The afternoon of the blast left the air tasting of ozone and burnt sugar. The violet glow of her bracelet didn't fade this time; it stayed steady, a defiant sun in the suffocating dark of the Elder Wood. But the silence—the new, predatory silence—was worse than the Weaver's clicking laughter.
She didn't wait to see what the blast had summoned. She ran.
Her boots thudded against roots that felt less like wood and more like muscle, twitching under her weight. The path the Weaver had shown her was scorched, a blackened ribbon cutting through the bioluminescence. As she sprinted, the trees began to lean in, their branches knitting together overhead to choke out any remaining light.
"Not today," she hissed through gritted teeth, her lungs burning with the cold,damp air.

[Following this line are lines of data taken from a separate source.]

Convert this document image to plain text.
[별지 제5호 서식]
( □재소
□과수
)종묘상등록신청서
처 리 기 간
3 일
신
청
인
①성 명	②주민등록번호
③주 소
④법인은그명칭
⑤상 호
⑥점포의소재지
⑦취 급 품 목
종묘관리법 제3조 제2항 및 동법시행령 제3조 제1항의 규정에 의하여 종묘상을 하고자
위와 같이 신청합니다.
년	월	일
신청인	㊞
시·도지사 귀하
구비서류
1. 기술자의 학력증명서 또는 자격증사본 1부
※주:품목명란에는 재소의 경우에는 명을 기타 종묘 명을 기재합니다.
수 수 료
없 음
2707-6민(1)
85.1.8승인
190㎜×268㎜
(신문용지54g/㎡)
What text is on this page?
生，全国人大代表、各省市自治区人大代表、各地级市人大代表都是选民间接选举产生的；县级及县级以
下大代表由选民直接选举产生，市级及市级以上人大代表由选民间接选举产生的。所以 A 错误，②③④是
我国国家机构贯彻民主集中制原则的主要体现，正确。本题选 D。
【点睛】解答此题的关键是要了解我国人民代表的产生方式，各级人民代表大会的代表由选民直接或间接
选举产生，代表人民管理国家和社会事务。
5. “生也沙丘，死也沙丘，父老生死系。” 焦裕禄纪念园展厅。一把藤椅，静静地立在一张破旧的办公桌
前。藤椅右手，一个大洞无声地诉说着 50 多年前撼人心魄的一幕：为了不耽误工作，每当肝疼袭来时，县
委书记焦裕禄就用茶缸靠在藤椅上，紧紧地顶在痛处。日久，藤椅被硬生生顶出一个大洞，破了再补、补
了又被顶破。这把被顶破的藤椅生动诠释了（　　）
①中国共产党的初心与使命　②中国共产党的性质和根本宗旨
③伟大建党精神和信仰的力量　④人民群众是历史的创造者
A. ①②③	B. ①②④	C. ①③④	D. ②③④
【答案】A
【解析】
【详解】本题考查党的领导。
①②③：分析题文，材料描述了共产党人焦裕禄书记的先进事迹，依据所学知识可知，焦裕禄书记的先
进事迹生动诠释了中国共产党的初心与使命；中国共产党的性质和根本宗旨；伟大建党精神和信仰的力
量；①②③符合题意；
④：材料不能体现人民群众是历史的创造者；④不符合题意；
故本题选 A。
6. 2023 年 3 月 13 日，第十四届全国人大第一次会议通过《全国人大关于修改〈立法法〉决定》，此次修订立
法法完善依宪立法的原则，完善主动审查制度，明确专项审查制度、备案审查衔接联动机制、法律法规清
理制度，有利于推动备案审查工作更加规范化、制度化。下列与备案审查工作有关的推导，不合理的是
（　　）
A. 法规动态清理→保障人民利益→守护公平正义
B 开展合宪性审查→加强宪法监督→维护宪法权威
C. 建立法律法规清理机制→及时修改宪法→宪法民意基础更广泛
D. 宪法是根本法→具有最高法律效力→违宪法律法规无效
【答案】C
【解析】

She rounded a massive, moss-covered monolith and skidded to a halt. The ground didn't just end; it fell away into a cavernous ravine. Below, a river of liquid silver flowed—not water, but something thick and synchronisation with her bracelet.
Thump-thump.Thump-thump.
The river was the heartbeat of the forest. And standing on the narrow stone stone bridge that arched over the silver flow was a figure she hadn't expected. It wasn't a monster or a shadow-weaver.
It was a girl, no older than herself, wearing the same tattered tunic she had seen in the reflection of the altar back at the door. The girl held a finger to her lips, her eyes wide with a mixture of terror and recognition.
"You're late," the girl whispered, her voice barely audible over the roar of the silver river." The Heart is already begining to bleed."